In 2004, Nolan along with Baker, G and another later member of Bucks Fizz, Shelley Preston reformed for a one-off series of shows on the 80s revival Here and Now Tour. Following this, Nolan was keen to continue and so along with Baker and Preston, they formed a three-piece version of the group, officially called The Original Bucks Fizz. Nolan continued to perform with original Bucks Fizz members Cheryl Baker and Jay Aston under the name The Fizz. Mike Nolan released his first solo album in early 2013 entitled In My Life. He has since recorded a second album. The Fizz undertook an extensive UK tour throughout 2015.

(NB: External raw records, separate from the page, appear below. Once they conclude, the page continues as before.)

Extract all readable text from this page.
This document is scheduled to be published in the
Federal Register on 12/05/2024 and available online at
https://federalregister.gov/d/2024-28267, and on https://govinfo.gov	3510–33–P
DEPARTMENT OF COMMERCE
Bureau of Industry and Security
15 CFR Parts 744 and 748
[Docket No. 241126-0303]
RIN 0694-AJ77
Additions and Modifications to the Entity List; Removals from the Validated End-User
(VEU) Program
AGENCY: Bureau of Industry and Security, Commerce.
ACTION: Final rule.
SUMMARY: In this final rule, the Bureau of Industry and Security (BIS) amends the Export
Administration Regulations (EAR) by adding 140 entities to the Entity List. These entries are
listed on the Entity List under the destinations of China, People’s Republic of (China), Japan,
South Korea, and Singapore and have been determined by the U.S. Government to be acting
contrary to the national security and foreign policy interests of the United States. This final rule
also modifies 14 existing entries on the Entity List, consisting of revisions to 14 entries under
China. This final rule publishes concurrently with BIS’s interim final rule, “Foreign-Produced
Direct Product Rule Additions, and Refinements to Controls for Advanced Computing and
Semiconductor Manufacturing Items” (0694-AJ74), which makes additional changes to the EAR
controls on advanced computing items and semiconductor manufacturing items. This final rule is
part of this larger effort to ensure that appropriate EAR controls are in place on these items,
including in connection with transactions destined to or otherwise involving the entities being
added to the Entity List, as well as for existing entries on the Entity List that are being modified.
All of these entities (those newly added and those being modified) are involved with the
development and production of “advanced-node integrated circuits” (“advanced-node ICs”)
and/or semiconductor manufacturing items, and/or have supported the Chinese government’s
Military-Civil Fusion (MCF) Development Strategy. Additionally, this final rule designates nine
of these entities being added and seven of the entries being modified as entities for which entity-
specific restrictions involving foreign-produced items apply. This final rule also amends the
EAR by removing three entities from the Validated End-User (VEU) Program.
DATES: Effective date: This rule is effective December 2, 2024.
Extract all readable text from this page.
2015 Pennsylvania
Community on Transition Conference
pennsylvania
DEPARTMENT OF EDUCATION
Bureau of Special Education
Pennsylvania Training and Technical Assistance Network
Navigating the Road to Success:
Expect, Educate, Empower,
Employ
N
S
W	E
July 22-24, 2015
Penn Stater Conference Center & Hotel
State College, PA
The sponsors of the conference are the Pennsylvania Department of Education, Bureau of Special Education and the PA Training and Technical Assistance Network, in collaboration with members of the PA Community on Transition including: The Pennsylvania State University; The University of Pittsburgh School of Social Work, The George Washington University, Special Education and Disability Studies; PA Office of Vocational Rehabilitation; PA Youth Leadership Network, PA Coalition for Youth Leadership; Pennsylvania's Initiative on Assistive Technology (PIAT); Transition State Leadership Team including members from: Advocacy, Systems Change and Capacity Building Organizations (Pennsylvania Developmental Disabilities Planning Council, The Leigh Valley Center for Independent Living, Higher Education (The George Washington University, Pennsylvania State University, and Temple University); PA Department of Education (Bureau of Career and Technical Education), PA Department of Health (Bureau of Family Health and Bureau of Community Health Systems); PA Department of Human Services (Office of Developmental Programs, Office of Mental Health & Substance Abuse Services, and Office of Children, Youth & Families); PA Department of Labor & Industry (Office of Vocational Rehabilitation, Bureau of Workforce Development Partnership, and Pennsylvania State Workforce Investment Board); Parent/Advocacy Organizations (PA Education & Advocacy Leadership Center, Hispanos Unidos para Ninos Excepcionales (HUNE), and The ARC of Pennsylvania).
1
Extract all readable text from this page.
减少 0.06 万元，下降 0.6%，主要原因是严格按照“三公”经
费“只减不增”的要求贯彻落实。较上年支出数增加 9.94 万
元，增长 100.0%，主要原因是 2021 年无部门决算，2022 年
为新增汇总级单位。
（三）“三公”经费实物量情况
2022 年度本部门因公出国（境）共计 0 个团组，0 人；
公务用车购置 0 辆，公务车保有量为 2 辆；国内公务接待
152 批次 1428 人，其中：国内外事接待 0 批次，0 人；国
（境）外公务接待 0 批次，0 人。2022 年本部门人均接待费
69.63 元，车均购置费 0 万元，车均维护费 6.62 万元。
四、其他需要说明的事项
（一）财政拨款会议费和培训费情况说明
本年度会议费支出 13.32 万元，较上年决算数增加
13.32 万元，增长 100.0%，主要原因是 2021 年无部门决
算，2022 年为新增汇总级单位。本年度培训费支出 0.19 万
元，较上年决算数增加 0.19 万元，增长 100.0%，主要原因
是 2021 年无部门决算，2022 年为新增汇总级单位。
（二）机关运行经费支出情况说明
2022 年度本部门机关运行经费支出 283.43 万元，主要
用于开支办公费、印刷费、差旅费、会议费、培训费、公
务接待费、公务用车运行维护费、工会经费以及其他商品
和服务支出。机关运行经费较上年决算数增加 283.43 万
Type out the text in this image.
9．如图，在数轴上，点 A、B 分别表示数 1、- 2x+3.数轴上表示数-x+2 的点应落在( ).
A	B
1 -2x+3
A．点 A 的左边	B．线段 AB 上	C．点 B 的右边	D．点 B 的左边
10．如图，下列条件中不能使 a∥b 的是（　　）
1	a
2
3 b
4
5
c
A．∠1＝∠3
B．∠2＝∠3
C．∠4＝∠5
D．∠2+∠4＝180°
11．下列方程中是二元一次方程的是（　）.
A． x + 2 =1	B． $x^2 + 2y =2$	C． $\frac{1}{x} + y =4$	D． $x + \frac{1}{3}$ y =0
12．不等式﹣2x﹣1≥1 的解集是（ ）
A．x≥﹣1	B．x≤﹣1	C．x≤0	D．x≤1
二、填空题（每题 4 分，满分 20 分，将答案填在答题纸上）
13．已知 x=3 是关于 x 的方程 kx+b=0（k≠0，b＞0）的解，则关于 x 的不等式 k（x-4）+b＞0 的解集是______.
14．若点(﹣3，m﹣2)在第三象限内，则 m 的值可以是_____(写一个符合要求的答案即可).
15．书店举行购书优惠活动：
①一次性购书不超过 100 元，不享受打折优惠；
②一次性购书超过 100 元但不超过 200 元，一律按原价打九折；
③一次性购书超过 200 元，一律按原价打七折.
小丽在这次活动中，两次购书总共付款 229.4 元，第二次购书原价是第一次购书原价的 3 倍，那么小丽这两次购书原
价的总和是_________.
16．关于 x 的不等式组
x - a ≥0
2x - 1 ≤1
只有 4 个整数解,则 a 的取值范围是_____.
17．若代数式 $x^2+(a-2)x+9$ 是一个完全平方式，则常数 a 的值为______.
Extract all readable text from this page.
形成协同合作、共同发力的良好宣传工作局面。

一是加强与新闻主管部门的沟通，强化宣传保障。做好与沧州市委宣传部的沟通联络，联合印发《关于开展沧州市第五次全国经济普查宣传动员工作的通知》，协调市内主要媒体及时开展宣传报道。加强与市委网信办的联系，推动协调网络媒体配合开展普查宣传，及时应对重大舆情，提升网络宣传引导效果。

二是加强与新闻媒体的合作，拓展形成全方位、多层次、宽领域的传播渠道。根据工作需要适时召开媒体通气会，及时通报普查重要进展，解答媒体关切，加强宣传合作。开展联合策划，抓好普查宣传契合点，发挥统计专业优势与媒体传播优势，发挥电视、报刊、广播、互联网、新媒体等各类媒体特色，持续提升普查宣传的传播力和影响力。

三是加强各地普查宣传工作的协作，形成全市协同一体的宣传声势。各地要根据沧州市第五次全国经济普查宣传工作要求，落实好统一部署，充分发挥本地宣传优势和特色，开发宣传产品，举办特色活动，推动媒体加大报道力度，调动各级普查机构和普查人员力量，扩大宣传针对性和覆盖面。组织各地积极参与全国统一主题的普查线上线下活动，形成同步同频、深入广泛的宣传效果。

In 2017, The Fizz released their first album in many years under the new name, The F–Z of Pop, which reached the Top 30 in the UK charts. in 2018, the band released Christmas with the Fizz, followed by Smoke & Mirrors in 2018 and Everything Under the Sun in 2022.

On 5 May 2024, Nolan announced his departure from The Fizz. Mike Nolan told Michael Ball on BBC Radio 2, "I have decided to go, to leave. I've been thinking about it for a long long, long time and I just thought: 'this is the time to do it". Nolan also cited the long travelling having taken its toll on him over the past 43 years. He would continue to perform with The Fizz until the end of the year, including a gig at London's O2 Indigo in June.

== Other activities ==
Outside of the group, Nolan is a staunch supporter of the charity HeadFirst, which was set up as a result of the 1984 coach crash and specifically Nolan's head injuries. His support for this charity also incorporates The Mike Nolan Brain Damage Fund, which was co-created by fellow member Baker. Both continue to raise money for the charity. Other activities outside of Bucks Fizz include appearing on stage in a number of pantomimes, starring Adam Button.